I worked the bar while keeping one eye on theevent. Jacks handled the heavy lifting so I could pour the specialty cocktails I’d developed for the evening:

The Mutt-ini (vodka, elderflower, a twist of lemon, served with a tiny paw-print stencil on the foam), the Rescue Sour (bourbon, lemon, honey, a splash of bitters), and the Foster Fizz (prosecco, peach, rosemary sprig, zero-alcohol option available).

They were good drinks.

They were also extremely Instagrammable, which Mia had insisted on and which proved to be the correct call when every third customer photographed their cocktail beside an adoptable animal and posted it with the hashtag she’d created.

The animals were extraordinary.

Not because they were extraordinary animals, though some of them were, but because they were ordinary animals in an extraordinary situation, rising to meet the attention with a courage I found genuinely moving.

There was a one-eared pit bull named Biscuit who had the gentlest mouth I’d ever seen on a dog and who, within thirty minutes, had been photographed with approximately forty people, all of whom Biscuit regarded with the same patient, slightly bewildered affection.

There was a pair of bonded tabby cats, brothers,who had been at the clinic for four months because people rarely adopted bonded pairs. They spent the evening curled around each other in their shared crate. When a young couple kneeled down to look at them, one of the brothers reached a paw through the bars and touched the woman’s finger. She burst into tears. Her partner pulled out her phone and filled out the adoption application on the spot.

There was a senior beagle named Ruthie with a gray muzzle and cloudy eyes and the slow, dignified bearing of a dog who had seen a great deal of the world and had decided, on balance, that it was acceptable. Rod, who had been ferrying plates from the sealed kitchen with his usual steady efficiency, stopped at Ruthie’s crate on one of his passes, looked at her for a long time, and then sat down on the floor beside her without saying a word.
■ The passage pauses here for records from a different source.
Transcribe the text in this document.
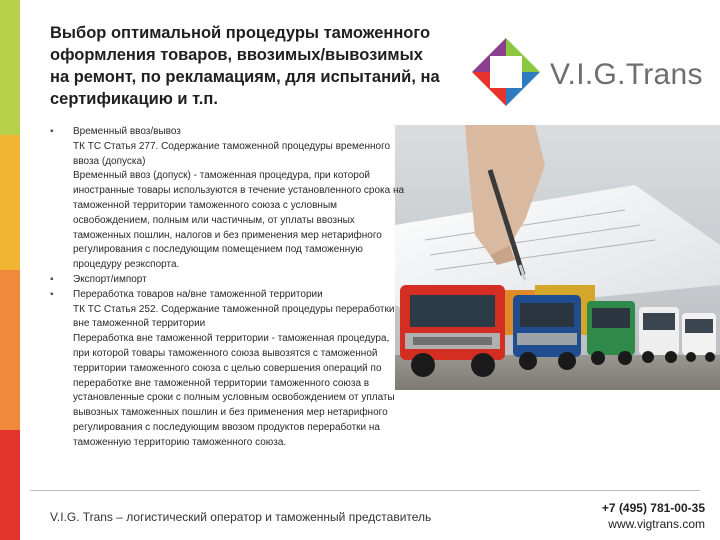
Выбор оптимальной процедуры таможенного оформления товаров, ввозимых/вывозимых на ремонт, по рекламациям, для испытаний, на сертификацию и т.п.
V.I.G.Trans
▪	Временный ввоз/вывоз
ТК ТС Статья 277. Содержание таможенной процедуры временного ввоза (допуска)
Временный ввоз (допуск) - таможенная процедура, при которой иностранные товары используются в течение установленного срока на таможенной территории таможенного союза с условным освобождением, полным или частичным, от уплаты ввозных таможенных пошлин, налогов и без применения мер нетарифного регулирования с последующим помещением под таможенную процедуру реэкспорта.
▪	Экспорт/импорт
▪	Переработка товаров на/вне таможенной территории
ТК ТС Статья 252. Содержание таможенной процедуры переработки вне таможенной территории
Переработка вне таможенной территории - таможенная процедура, при которой товары таможенного союза вывозятся с таможенной территории таможенного союза с целью совершения операций по переработке вне таможенной территории таможенного союза в установленные сроки с полным условным освобождением от уплаты вывозных таможенных пошлин и без применения мер нетарифного регулирования с последующим ввозом продуктов переработки на таможенную территорию таможенного союза.
V.I.G. Trans – логистический оператор и таможенный представитель
+7 (495) 781-00-35
www.vigtrans.com
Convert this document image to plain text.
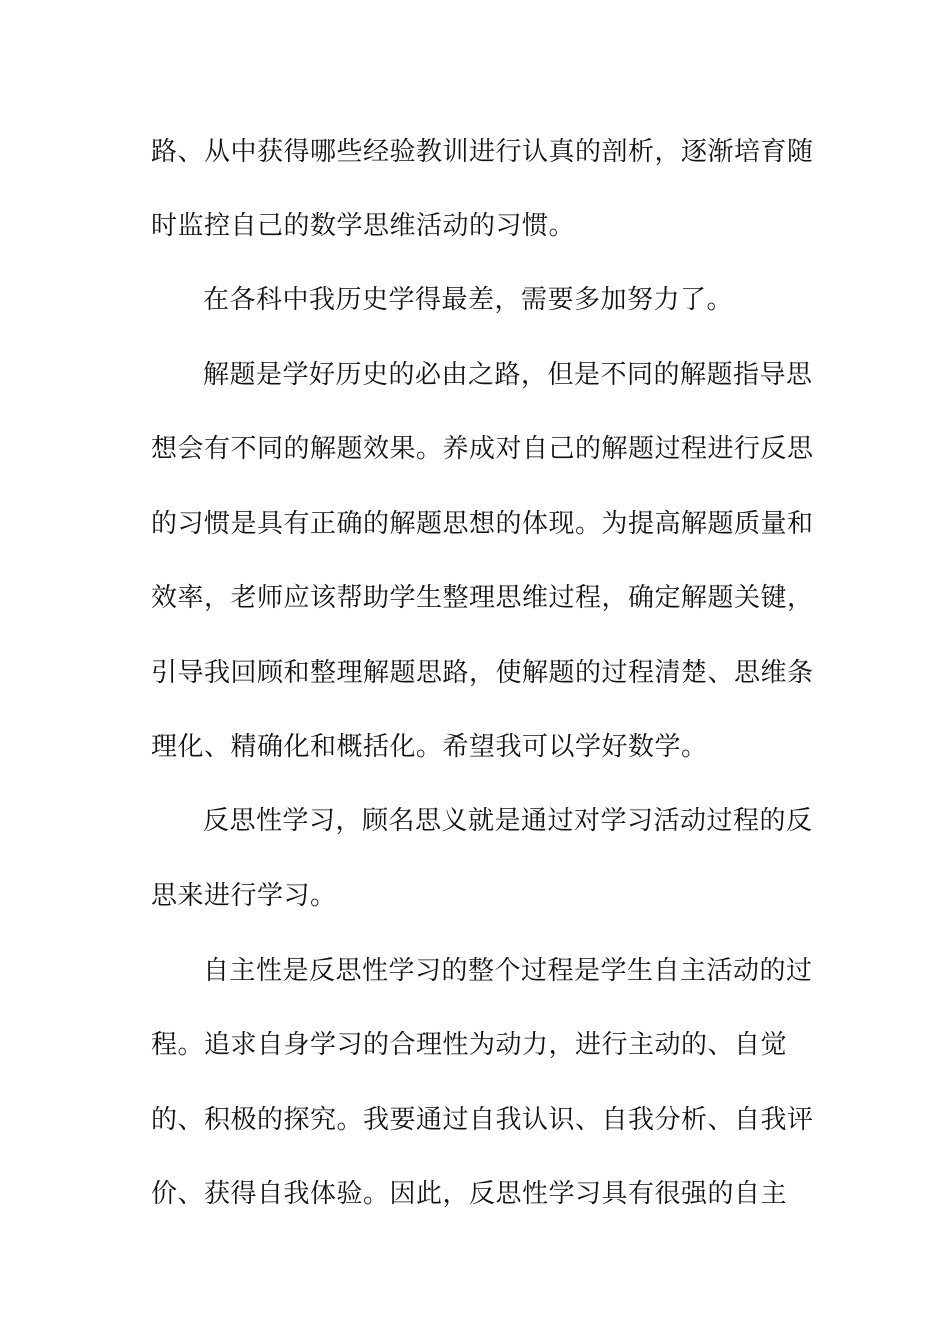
路、从中获得哪些经验教训进行认真的剖析，逐渐培育随
时监控自己的数学思维活动的习惯。
在各科中我历史学得最差，需要多加努力了。
解题是学好历史的必由之路，但是不同的解题指导思
想会有不同的解题效果。养成对自己的解题过程进行反思
的习惯是具有正确的解题思想的体现。为提高解题质量和
效率，老师应该帮助学生整理思维过程，确定解题关键，
引导我回顾和整理解题思路，使解题的过程清楚、思维条
理化、精确化和概括化。希望我可以学好数学。
反思性学习，顾名思义就是通过对学习活动过程的反
思来进行学习。
自主性是反思性学习的整个过程是学生自主活动的过
程。追求自身学习的合理性为动力，进行主动的、自觉
的、积极的探究。我要通过自我认识、自我分析、自我评
价、获得自我体验。因此，反思性学习具有很强的自主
He didn’t get up for twenty minutes.

When he did, he went to Peter and asked, in a voice I’d never heard Rod use before, something quiet and serious that I couldn’t hear from behind the bar.

Peter nodded.

Pulled out a form.

And watched as Rod took it to a corner booth and filled it out without speaking to anyone.

Jacks caught my eye. “Is Rod adopting that beagle?”

“I think Rod is adopting that beagle.”

“He’s wanted a dog for years. He said something about it once when we were closing. Said his apartment was too quiet.”